Tuesday, 12 March 2024
Expired!

Time

7:00 pm

Let’s Get Critical with Kyle McPhail and Jean Ketterling

Join Kyle McPhail and Jean Ketterling at the Owens for an evening exploring their research on video games and feminist, neurodivergent, queer and transgender theories. Each scholar will make a short presentation followed by a group discussion. At the end of the evening, a selection of games will be available to play.

Let’s Get Critical is a new series of short lectures that highlight interdisciplinary research and invite opportunities for discussion and conversation. Topics span a of variety fields and connect art and art history to a wide range of interests.

Kyle McPhail: Shaping Self: Video Games as Oppositional and Accessible Art

From the abstract pixels in games like Dys4oria or Celeste, to the ancient Greek-inspired characters of Hades, the pixel and polygon characters that occupy video game words are meaningful artistic cultural objects, especially for transgender and autistic individuals. As many of these people face mistreatment and misrepresentation in mainstream media, society, and visual culture, video games have become a valuable tool for players to see a version of themselves in a landscape that often does not care to hear their voices. In the hands of players, video games can be a tool for oppositional practice through which transgender and autistic players can use their experiences to shape, perceive, and make sense of self in a meaningful way, but also reimagine and subvert oppressive and harmful representations. In other words, there is great subversive and oppositional power in your weird headcanon and thirsty fanfic.

Kyle McPhail is the Colville House Fellow at the Pierre Lassonde School of Fine Arts at Mount Allison University in Sackville, New Brunswick, Canada.
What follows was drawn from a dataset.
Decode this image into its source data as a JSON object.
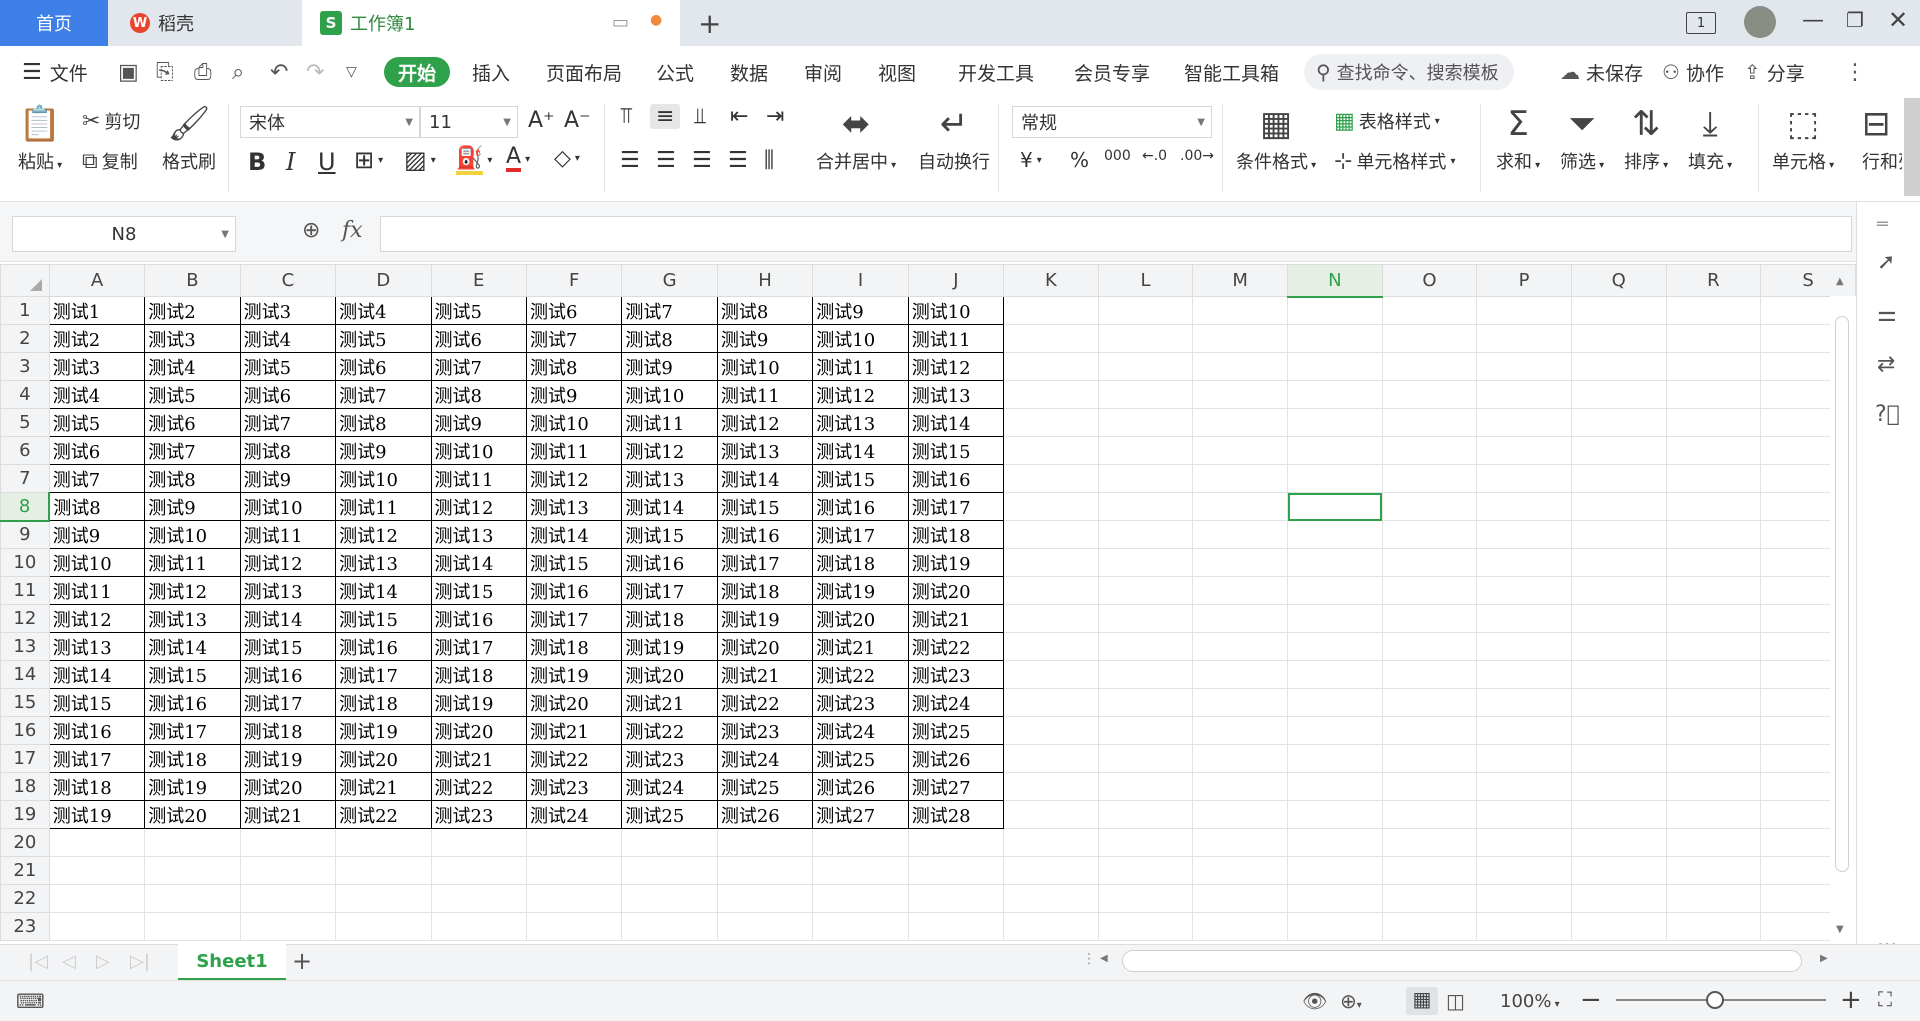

They have a PhD in Museum Studies from the University of Leicester, where they focused on how mainstream art museums represent gender and sexuality. Their current research addresses transgender and disability representation and perception in art and visual culture, specifically looking at fandom spaces, video games, and digital art.

Jean Ketterling: Look Behind You! Playing with Sexual Surveillance in You Must be 18 or Older to Enter and how do you Do It?

Jean Ketterling’s talk considers two indie videogames: You Must be 18 or Older to Enter (Seemingly Pointless, 2017) and how do you Do It? (Freeman et al., 2014). Both games share an interest in the affective impact of parental surveillance and discipline on childhood sexual exploration. Drawing on assemblage theory, Ketterling demonstrates the contingency of videogames’ affective impact on players and the world, as well as the sometimes-contradictory potentials that surveillance produces as part of a sexual assemblage. Drawing on the work of academics Kathryn Bond Stockton and José Esteban Muñoz, Ketterling argues that by allowing players to relive childhood sexual exploration as adults, You Must be 18 or Older to Enter and how do you Do It? provide players with the opportunity to become a playful child, to loop back through time, and re-explore sexual discovery and thus advance nuanced critiques of the way surveillance shapes sexual possibilities.

Jean Ketterling is a PhD Candidate in Legal Studies at Carleton University and a Lecturer in the Women’s and Gender Studies Program at Mount Allison University. Her research on sex in videogames is rooted in feminist and queer theories and legal, game, and pornography studies. Most recently, her work has appeared in Feminist Media Studies and the edited collection Law, Video Games, Virtual Realities: Playing Law (Routledge, 2024).